A thought occurred to Rachel. “You weren't in the boat,” she said to Garstone.

“Wasn't I?”

“No. I was alone on the lake.”

Garstone made a sound of surprise. “I suppose this version of me must have died, miss. After all, this is a particularly dangerous environment.”

She looked at him. “Perhaps you just decided to stay here?”

“I don't think that's very likely, miss. I have no intention of leaving you behind. Sabor would never approve of that.”

“You might have been injured.”

“That is certainly possible, Miss Hael. Although it would have to have been a severe injury to cause me to abandon you. If one cannot walk, one crawls, and if one cannot-”

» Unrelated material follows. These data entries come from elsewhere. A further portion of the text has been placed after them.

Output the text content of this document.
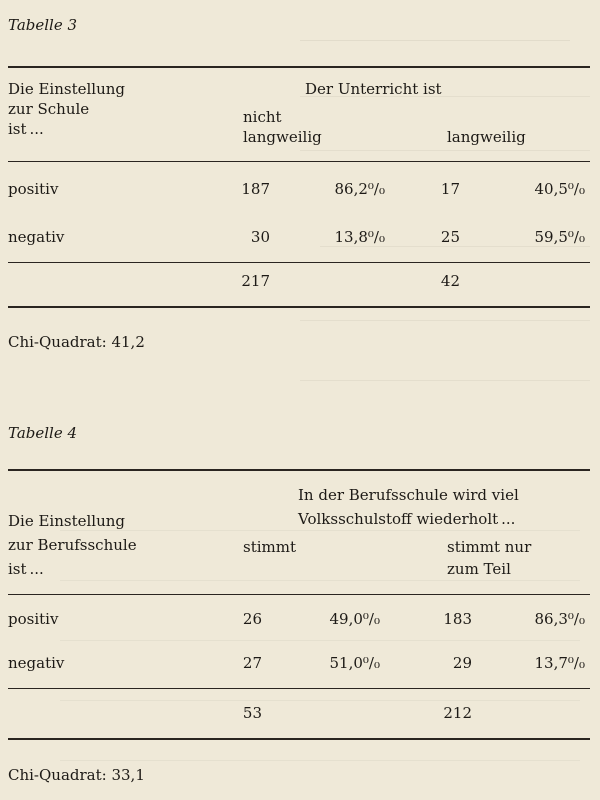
Tabelle 3
Die Einstellung
zur Schule
ist ...
Der Unterricht ist
nicht
langweilig	langweilig
positiv	187	86,2⁰/₀	17	40,5⁰/₀
negativ	30	13,8⁰/₀	25	59,5⁰/₀
217	42
Chi-Quadrat: 41,2
Tabelle 4
In der Berufsschule wird viel
Volksschulstoff wiederholt ...
Die Einstellung
zur Berufsschule
ist ...
stimmt	stimmt nur
zum Teil
positiv	26	49,0⁰/₀	183	86,3⁰/₀
negativ	27	51,0⁰/₀	29	13,7⁰/₀
53	212
Chi-Quadrat: 33,1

“Well, what if you were unconscious?” she said. “You couldn't follow me then. You wouldn't even have to be particularly badly injured.”

Garstone glanced at his watch. “Yes, no doubt that's it, Miss Hael,” he huffed. “It explains my absence from the boat perfectly.”

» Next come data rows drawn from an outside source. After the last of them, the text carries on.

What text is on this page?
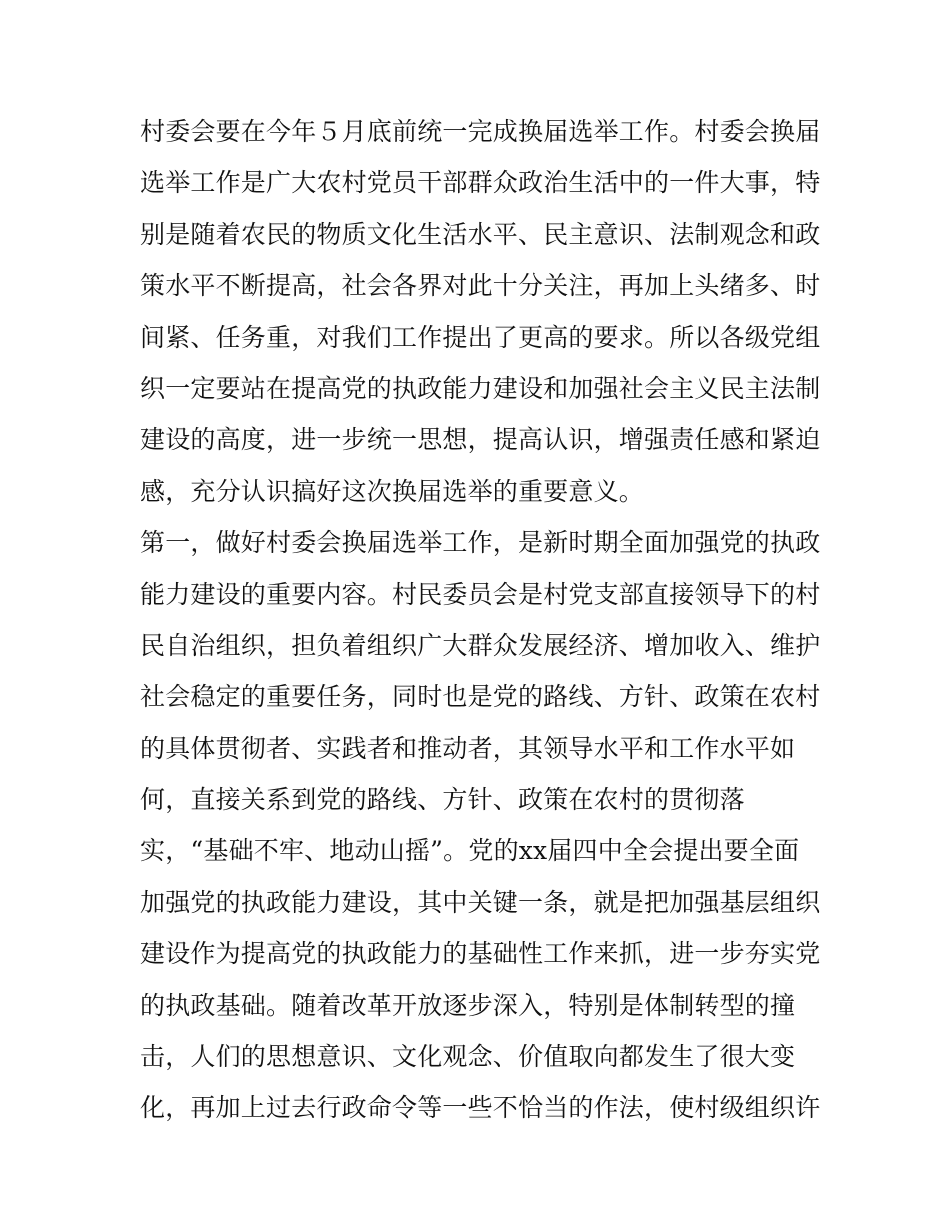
村委会要在今年５月底前统一完成换届选举工作。村委会换届
选举工作是广大农村党员干部群众政治生活中的一件大事，特
别是随着农民的物质文化生活水平、民主意识、法制观念和政
策水平不断提高，社会各界对此十分关注，再加上头绪多、时
间紧、任务重，对我们工作提出了更高的要求。所以各级党组
织一定要站在提高党的执政能力建设和加强社会主义民主法制
建设的高度，进一步统一思想，提高认识，增强责任感和紧迫
感，充分认识搞好这次换届选举的重要意义。
第一，做好村委会换届选举工作，是新时期全面加强党的执政
能力建设的重要内容。村民委员会是村党支部直接领导下的村
民自治组织，担负着组织广大群众发展经济、增加收入、维护
社会稳定的重要任务，同时也是党的路线、方针、政策在农村
的具体贯彻者、实践者和推动者，其领导水平和工作水平如
何，直接关系到党的路线、方针、政策在农村的贯彻落
实，“基础不牢、地动山摇”。党的xx届四中全会提出要全面
加强党的执政能力建设，其中关键一条，就是把加强基层组织
建设作为提高党的执政能力的基础性工作来抓，进一步夯实党
的执政基础。随着改革开放逐步深入，特别是体制转型的撞
击，人们的思想意识、文化观念、价值取向都发生了很大变
化，再加上过去行政命令等一些不恰当的作法，使村级组织许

“Yes,” Rachel said, “it does.” She struck him hard on the side of the head, knocking him out cold. The small man crumpled to the ground in his faded brown suit.

Rachel grabbed him under his armpits and hoisted him up. “Help me carry him onto one of those boats,” she said to her other self.

“You know I can't interfere, sis. Not yet.”

Rachel groaned. “When I become you,” she said, “don't expect any help from me.” She thought about that for a moment, and then shook her head. “Forget I said that.”

She dragged him backwards to the opposite side of the alley, away from Dill and the Rusty Saw, and propped him up while she surveyed the promenade. All of Oran's men and their whores had by now alighted from the stricken tavern. Hundred of refugees were already converging on the harbour. She spotted Rosella and Abner Hill, and felt a pang of regret. Would she be able to grab some gold for them now, while she still had a chance?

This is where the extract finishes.